Prolonged Absence of Mechanoluminal Stimulation in Human Intestine Alters the Transcriptome and Intestinal Stem Cell Niche

Cell Mol Gastroenterol Hepatol. 2017 Jan 24;3(3):367-388.e1. doi: 10.1016/j.jcmgh.2016.12.008. eCollection 2017 May.


Background & aims: For patients with short-bowel syndrome, intestinal adaptation is required to achieve enteral independence. Although adaptation has been studied extensively in animal models, little is known about this process in human intestine. We hypothesized that analysis of matched specimens with and without luminal flow could identify new potential therapeutic pathways.
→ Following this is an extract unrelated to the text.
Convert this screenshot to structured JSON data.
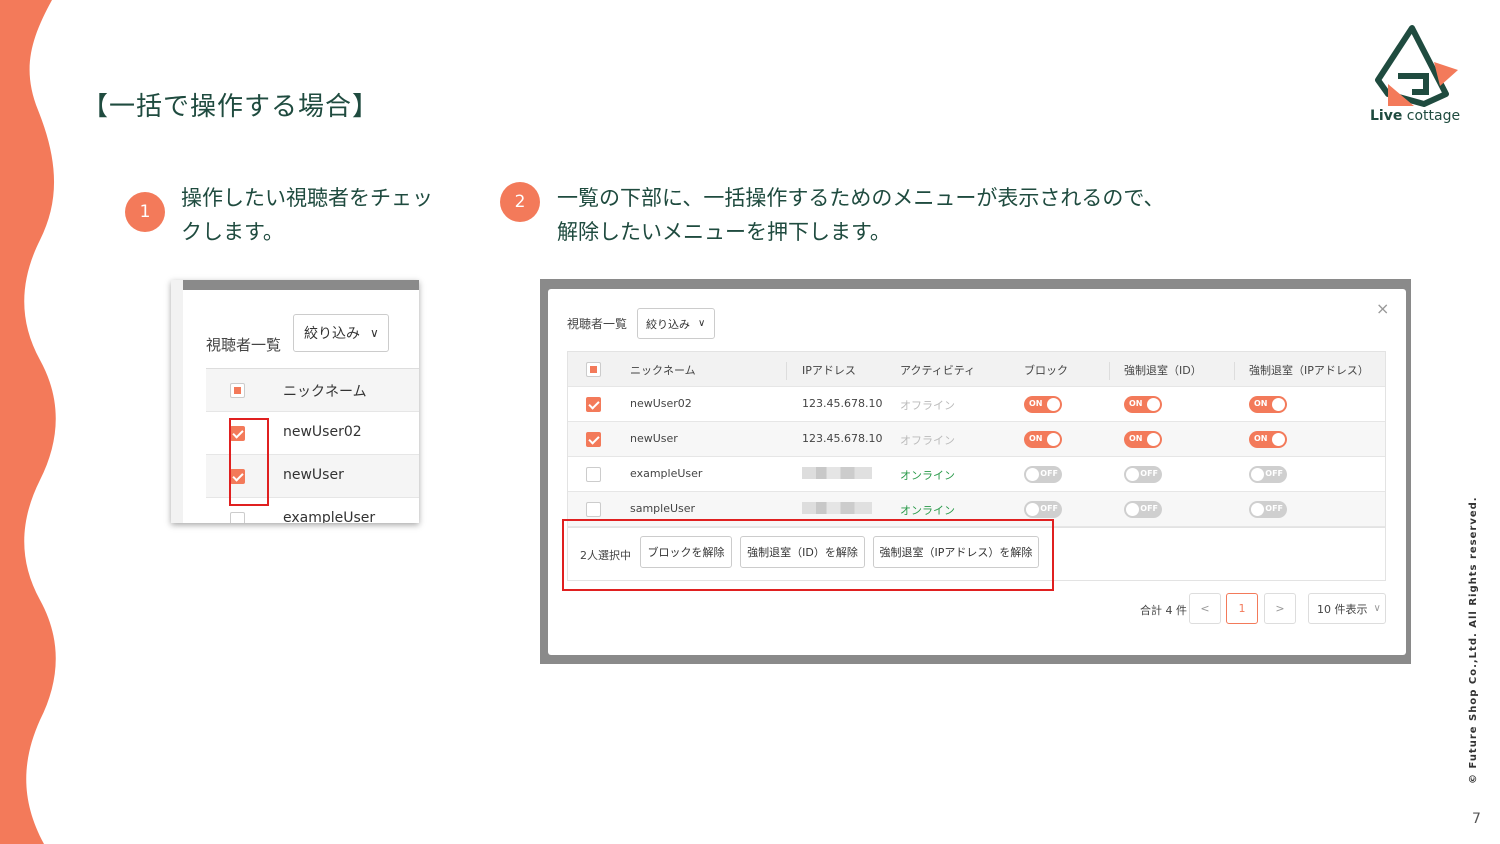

Methods: Fifteen paired human ileum samples were collected from children aged 2-20 months during ileostomy-reversal surgery after short-segment intestinal resection and diversion. The segment exposed to enteral feeding was denoted as fed, and the diverted segment was labeled as unfed. Morphometrics and cell differentiation were compared histologically. RNA Sequencing and Gene Ontology Enrichment Analysis identified over-represented and under-represented pathways. Immunofluorescence staining and Western blot evaluated proteins of interest. Paired data were compared with 1-tailed Wilcoxon rank-sum tests with a P value less than .05 considered significant.

Results: Unfed ileum contained shorter villi, shallower crypts, and fewer Paneth cells. Genes up-regulated by the absence of mechanoluminal stimulation were involved in digestion, metabolism, and transport. Messenger RNA expression of LGR5 was significantly higher in unfed intestine, accompanied by increased levels of phosphorylated signal transducer and activator of transcription 3 protein, and CCND1 and C-MYC messenger RNA. However, decreased proliferation and fewer LGR5+, OLFM4+, and SOX9+ intestinal stem cells (ISCs) were observed in unfed ileum.

Conclusions: Even with sufficient systemic caloric intake, human ileum responds to the chronic absence of mechanoluminal stimulation by up-regulating brush-border enzymes, transporters, structural genes, and ISC genes LGR5 and ASCL2. These data suggest that unfed intestine is primed to replenish the ISC population upon re-introduction of enteral feeding. Therefore, the elucidation of pathways involved in these processes may provide therapeutic targets for patients with intestinal failure. RNA sequencing data are available at Gene Expression Omnibus series GSE82147.

Keywords: Calorie Restriction; Enteric Nutrition; ISC, intestinal stem cell; Intestinal Stem Cell; LGR5; Mechanoluminal Flow; NEC, necrotizing enterocolitis; PCR, polymerase chain reaction; SBS, short-bowel syndrome; STAT3, signal transducer and activator of transcription 3; Small Intestine; Wnt, wingless-related integration site; mRNA, messenger RNA; qPCR, quantitative polymerase chain reaction.